Graph processing tasks are very common in analyzing various kinds of data, such as network topology of interconnection of people. Social media imposes challenges for such systems and algorithms due to the sheer amount of data. For instance, Facebook has more than 1.39 billion registered users and each users can represented by a vertex in a graph, making the graph consist of billions or even a trillion edges. This explains Facebook’s high interest in large scale graph processing systems.
Researchers at Facebook investigated a number of existing frameworks and systems for graph processing on the large scale and realized that none of the existing approaches were capable of handling the graphs of the Facebook scale. Thus, they decided to take action and develop a system adequate for the needs of the company. The result of their work was a significant contribution to the Apache Giraph project, greatly improving its performance and scalability.
Apache Giraph was chosen as the basis of Facebook’s graph processing system for a number of reasons:
- Good initial performance compared to the competing products
- Giraph is written in Java and facilitates the use of existing MapReduce infrastructure
- Ease of debugging due to the underlying graph processing mode used
Facebook introduced many significant improvements to the Apache Giraph project both in terms of functionality and performance. Among the changes are the ability to use multiple sources for vertex and edge data, more fine-grained parallelism, memory utilization optimizations, addition of a more refined worker phases and introduction of centralized master computation.
Ability to use multiple sources for the input data is important for many large scale users, as the data required for a graph may originate from different sources or stored on various hardware and software stacks. Such feature, although not directly affecting the graph computation, can significantly reduce the time needed to load the graph structure by eliminating the need of data aggregation jobs that bring data from multiple sources into one storage infrastructure.

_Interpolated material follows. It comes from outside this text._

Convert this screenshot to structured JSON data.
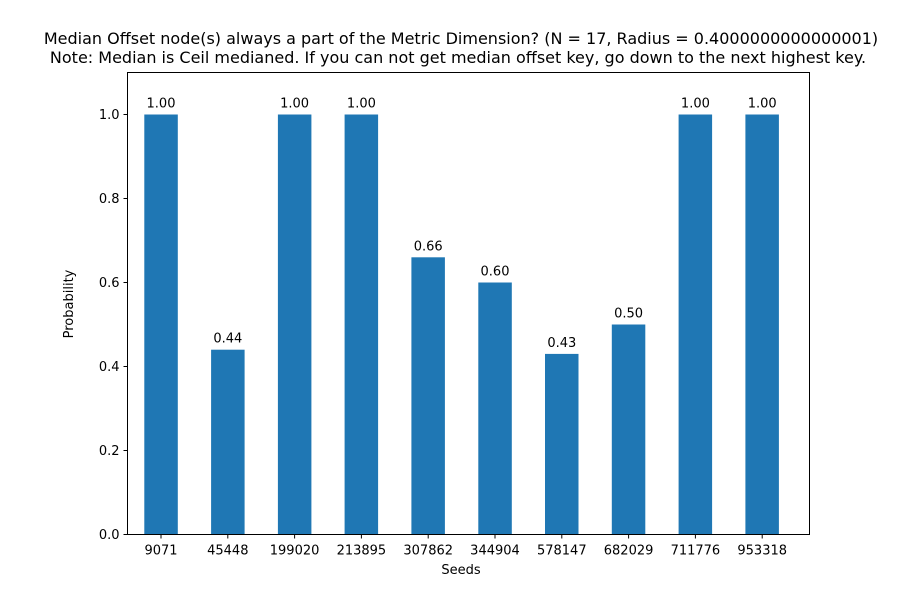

One of the performance improvements was in how the system handles parallelism. Since Apache Giraph is built on top of the MapReduce framework, the only way to provide more parallelism to the computation in early versions of the system was by increasing the number of worker nodes. Facebook changed Giraph to allow more fine grained parallelism on the work node level by allowing each worker execute tasks with multiple threads thus better utilizing multiple CPUs available on the worker machines. Such model introduces a second level of parallelism, so in addition to running multiple workers, each workers can handle its own parallel execution. Although such model allows for more fine-grained tune up of the system and improvements in hardware utilization, it reduces the overall maintainability of the system and makes development and debugging more complicated due to the existence of two distinct parallel execution mechanisms.

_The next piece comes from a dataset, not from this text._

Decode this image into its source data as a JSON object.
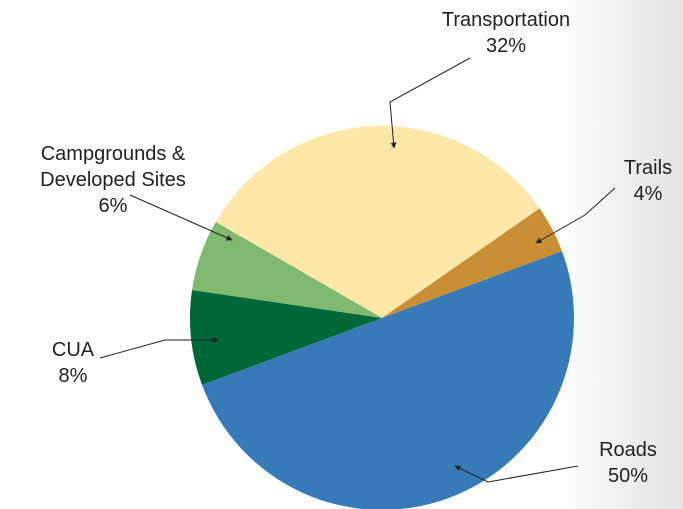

Apache Giraph is based on the Bulk Synchronous Processing (BSP) model of parallel computations. Although the model is widely used in many applications, Facebook introduced many extensions to it in the Apache Giraph Project. In particular, the addition of additional compute stages allows for a better code management and overall structure and allows for better optimization of the tasks executing in the system. Master computation enables users to perform certain centralized computation in predefined time intervals. Such master computation is useful when a certain piece of code needs to execute only once and does not need to run on the worker nodes, since master can communicate the results to the workers. In addition, master node computation allows for some synchronization between the nodes, because it relies on the clock of only the master machine to run. As such it allows to partially address, the clock skew problem in worker machines, although such synchronization is still very coarse.

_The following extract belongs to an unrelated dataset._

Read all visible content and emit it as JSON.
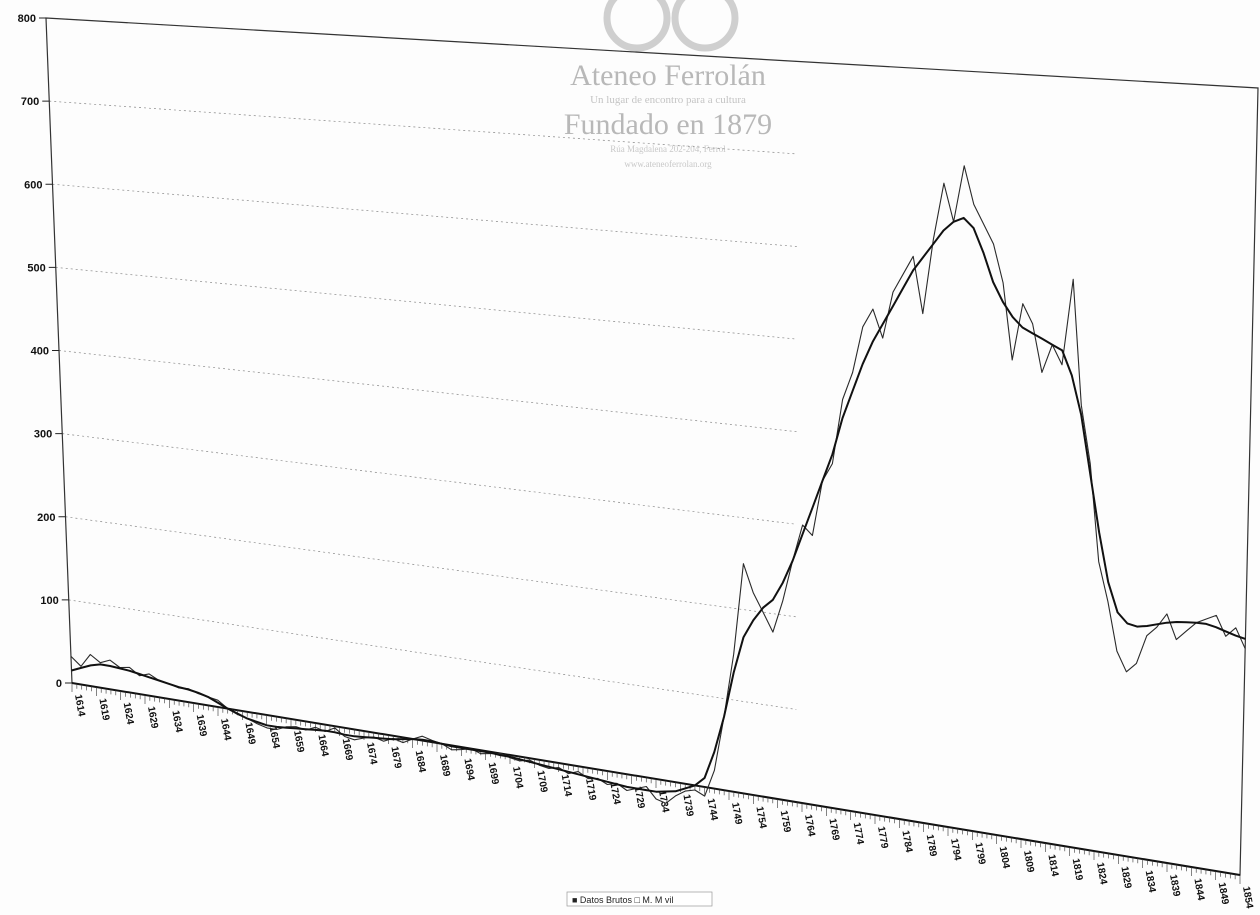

Performance of the Apache Giraph was tested against Apache Hive tasks in the PageRank, label propagation and computing friends of friends score running on the same infrastructure. All of these algorithms showed significant improvements in CPU time and elapsed time as perceived by user when executed using on the Apache Giraph stack compared to Hive. Unfortunately, no comparison with other specialized graph processing systems was provided, so it is not clear how it fares against the major competition. But the fact that a PageRank algorithm was able to run over one trillion edges in less than 3 minutes per iteration on 200 machines sounds impressive.